A peine passée l’entrée, le Centre Saartlie Baartman, dans la banlieue de la mégapole sud-africaine du Cap, vous accueille avec une curieuse mosaïque. Un visage de femme, hérissé de branches couvertes de feuilles multicolores.
« Le visage symbolise les femmes brisées qui arrivent au centre. Les branches leur guérison, leur développement et leur reconstruction grâce aux programmes que nous offrons », explique la directrice du centre, Bernadine Bachar.
Installée dans le quartier d’Athlone, sa structure déborde en permanence. Quelque 120 femmes victimes de violences s’y pressent tout au long de l’année avec leurs enfants.
Depuis plusieurs semaines, l’Afrique du Sud gronde de marches de protestation contre les violences faites aux femmes, après une série de meurtres qui a choqué l’opinion. Parmi eux, celui d’une étudiante du Cap, violée et tué dans un bureau de poste.
Selon la ministre des Femmes, Maitre Nkoana-Mashabane, plus de 30 femmes ont été tuées par leur conjoint en août.
Les statistiques annuelles de la criminalité publiées la semaine dernière ont recensé une moyenne de 110 viols par jour l’an dernier, un chiffre en hausse de 4%.
Sommé de réagir, le président sud-africain Cyril Ramaphosa a promis de durcir la répression des féminicides et des crimes sexuels. Il doit en dévoiler les détails mercredi après-midi devant les deux chambres du Parlement.
Pour la directrice du centre d’Athlone Bernadine Bachar, il y a urgence : « Nous avons constaté ces derniers mois, une forte recrudescence des violences faites aux femmes, non seulement le nombre de victimes augmente, mais en plus leurs blessures sont bien plus graves qu’avant… ».
Plus de brûlures, notamment des jets d’eau bouillante en pleine figure, et plus de blessures par arme blanche, précise-t-elle.
La police insensible
A l’origine de cette recrudescence, cette militante chevronnée de la cause féminine cite la consommation d’alcool et de drogues, en hausse dans le pays, la pauvreté et le chômage endémique (29% dans le pays) qui, selon elle, génère les pertes de contrôle de soi à l’origine des violences.
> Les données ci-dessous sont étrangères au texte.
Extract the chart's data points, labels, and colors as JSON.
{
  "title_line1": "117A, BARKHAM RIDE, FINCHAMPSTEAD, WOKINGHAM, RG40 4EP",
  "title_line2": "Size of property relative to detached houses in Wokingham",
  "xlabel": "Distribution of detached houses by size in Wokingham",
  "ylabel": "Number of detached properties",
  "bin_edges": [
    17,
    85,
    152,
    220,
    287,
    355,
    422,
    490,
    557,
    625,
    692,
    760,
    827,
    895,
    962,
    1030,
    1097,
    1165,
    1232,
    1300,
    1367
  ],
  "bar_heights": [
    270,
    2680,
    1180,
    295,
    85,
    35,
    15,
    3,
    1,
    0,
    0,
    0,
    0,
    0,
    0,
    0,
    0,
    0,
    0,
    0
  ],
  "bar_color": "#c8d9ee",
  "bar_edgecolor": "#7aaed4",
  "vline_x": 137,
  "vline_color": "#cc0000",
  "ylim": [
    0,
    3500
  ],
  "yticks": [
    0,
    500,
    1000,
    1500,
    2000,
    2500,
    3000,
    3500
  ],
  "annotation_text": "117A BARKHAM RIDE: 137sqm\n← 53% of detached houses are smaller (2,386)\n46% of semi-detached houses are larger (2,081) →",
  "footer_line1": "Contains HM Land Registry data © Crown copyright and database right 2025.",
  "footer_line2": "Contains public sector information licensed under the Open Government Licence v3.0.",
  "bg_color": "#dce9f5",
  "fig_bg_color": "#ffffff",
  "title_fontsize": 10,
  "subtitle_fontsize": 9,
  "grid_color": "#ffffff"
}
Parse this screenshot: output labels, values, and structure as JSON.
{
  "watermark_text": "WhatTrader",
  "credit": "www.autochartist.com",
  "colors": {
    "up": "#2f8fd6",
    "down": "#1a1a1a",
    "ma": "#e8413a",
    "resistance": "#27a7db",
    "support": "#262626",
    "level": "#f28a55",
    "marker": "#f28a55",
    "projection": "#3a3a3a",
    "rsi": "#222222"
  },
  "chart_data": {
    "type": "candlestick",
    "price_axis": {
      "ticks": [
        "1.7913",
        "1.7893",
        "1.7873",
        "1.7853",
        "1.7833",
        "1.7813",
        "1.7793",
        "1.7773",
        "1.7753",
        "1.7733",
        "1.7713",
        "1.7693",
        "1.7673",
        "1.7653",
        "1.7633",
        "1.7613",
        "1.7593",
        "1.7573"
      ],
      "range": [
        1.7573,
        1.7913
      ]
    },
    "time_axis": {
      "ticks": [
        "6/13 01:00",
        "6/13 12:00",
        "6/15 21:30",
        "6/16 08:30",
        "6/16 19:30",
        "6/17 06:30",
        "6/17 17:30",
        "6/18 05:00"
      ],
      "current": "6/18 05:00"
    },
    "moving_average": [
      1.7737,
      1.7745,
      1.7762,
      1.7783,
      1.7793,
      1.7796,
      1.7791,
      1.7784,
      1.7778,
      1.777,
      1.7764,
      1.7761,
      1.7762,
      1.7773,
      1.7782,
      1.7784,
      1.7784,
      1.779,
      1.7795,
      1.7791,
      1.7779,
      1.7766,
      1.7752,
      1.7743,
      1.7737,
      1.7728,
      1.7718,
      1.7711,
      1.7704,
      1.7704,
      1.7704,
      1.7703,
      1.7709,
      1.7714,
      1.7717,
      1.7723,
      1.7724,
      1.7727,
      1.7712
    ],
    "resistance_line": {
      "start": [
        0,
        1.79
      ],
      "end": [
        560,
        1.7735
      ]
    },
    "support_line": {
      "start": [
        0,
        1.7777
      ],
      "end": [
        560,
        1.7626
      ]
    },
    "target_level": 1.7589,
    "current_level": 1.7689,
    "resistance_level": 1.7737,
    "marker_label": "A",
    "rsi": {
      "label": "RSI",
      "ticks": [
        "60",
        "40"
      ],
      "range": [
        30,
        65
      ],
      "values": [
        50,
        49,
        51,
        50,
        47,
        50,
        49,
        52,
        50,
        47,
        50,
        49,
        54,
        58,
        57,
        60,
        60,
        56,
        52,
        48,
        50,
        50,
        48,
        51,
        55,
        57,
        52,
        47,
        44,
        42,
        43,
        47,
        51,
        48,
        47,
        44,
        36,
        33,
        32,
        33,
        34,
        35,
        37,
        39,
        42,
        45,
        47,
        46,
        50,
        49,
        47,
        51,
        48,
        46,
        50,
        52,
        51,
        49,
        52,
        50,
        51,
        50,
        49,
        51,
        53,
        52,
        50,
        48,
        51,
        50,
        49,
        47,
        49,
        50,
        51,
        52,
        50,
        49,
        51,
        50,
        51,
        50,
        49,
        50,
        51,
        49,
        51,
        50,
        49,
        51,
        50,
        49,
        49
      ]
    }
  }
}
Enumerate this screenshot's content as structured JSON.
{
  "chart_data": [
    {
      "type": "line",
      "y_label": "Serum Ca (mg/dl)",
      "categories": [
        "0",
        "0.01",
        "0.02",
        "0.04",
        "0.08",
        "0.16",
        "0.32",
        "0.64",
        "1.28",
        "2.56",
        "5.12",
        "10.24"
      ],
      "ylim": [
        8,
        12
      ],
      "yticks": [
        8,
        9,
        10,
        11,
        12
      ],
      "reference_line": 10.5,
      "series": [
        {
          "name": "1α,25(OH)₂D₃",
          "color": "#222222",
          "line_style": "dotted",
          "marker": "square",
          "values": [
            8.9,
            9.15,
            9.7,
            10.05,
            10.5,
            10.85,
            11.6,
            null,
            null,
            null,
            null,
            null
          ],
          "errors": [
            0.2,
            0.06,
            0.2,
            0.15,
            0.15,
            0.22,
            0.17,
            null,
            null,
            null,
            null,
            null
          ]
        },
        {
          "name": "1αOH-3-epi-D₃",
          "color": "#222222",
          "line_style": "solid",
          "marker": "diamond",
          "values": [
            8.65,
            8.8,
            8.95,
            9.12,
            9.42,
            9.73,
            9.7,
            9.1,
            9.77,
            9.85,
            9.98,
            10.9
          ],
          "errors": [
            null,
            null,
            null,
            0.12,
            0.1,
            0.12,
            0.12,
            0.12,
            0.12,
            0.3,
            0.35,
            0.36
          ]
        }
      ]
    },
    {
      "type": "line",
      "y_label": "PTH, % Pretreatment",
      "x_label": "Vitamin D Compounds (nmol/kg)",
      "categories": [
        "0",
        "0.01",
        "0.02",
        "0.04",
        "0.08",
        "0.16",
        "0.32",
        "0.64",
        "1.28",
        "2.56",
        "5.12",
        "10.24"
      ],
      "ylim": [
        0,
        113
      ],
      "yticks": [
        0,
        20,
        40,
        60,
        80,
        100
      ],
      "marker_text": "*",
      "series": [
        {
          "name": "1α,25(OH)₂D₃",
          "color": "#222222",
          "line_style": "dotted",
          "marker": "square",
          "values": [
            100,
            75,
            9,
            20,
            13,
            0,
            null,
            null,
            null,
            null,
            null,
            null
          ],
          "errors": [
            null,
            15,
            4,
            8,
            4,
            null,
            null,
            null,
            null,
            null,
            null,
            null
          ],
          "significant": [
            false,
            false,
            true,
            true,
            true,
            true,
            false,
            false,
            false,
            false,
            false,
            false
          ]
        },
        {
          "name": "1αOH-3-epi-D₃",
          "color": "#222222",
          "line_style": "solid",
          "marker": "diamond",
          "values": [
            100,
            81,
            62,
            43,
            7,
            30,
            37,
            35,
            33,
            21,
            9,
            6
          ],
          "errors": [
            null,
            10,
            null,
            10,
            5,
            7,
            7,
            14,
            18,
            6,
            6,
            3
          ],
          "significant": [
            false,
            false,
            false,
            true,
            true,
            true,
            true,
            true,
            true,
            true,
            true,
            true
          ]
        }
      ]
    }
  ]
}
Bernadine Bachar reproche aussi aux autorités leur manque d’engagement sur la question, à commencer par le mauvais accueil réservé aux victimes par la police : « C’est une des difficultés que nous voyons au quotidien, le traitement insensible de la police », regrette-t-elle.
Rachel Petersen, 44 ans, en a fait l’amère expérience. Résidente du centre, elle a été battue des années par son mari, au point d’envisager de se suicider avec ses enfants.
Bernadine Bachar prêche pour l’indispensable formation des officiers de police chargés d’accueillir les victimes.
Au-delà, elle insiste sur la nécessité absolue de renforcer les moyens alloués à leur protection, notamment en renforçant l’aide financière aux centres d’accueil comme le sien.
Plus de fonds
« Le département des affaires sociales ne nous donne que 40% du budget annuel dont nous avons besoin. Ça veut dire un déficit de 6 millions de rands (370.000 euros environ », regrette la directrice, contrainte de lever des fonds privés pour le combler.
Pour exiger un effort de l’Etat, Bernadine Bachar a manifesté ce mercredi, avec d’autres responsables de centres d’accueil devant le Parlement pendant le discours du chef de l’Etat pour exiger un engagement significatif de l’Etat : « Avec plus de fonds. On pourrait offrir nos services à beaucoup plus de survivantes », plaide-t-elle.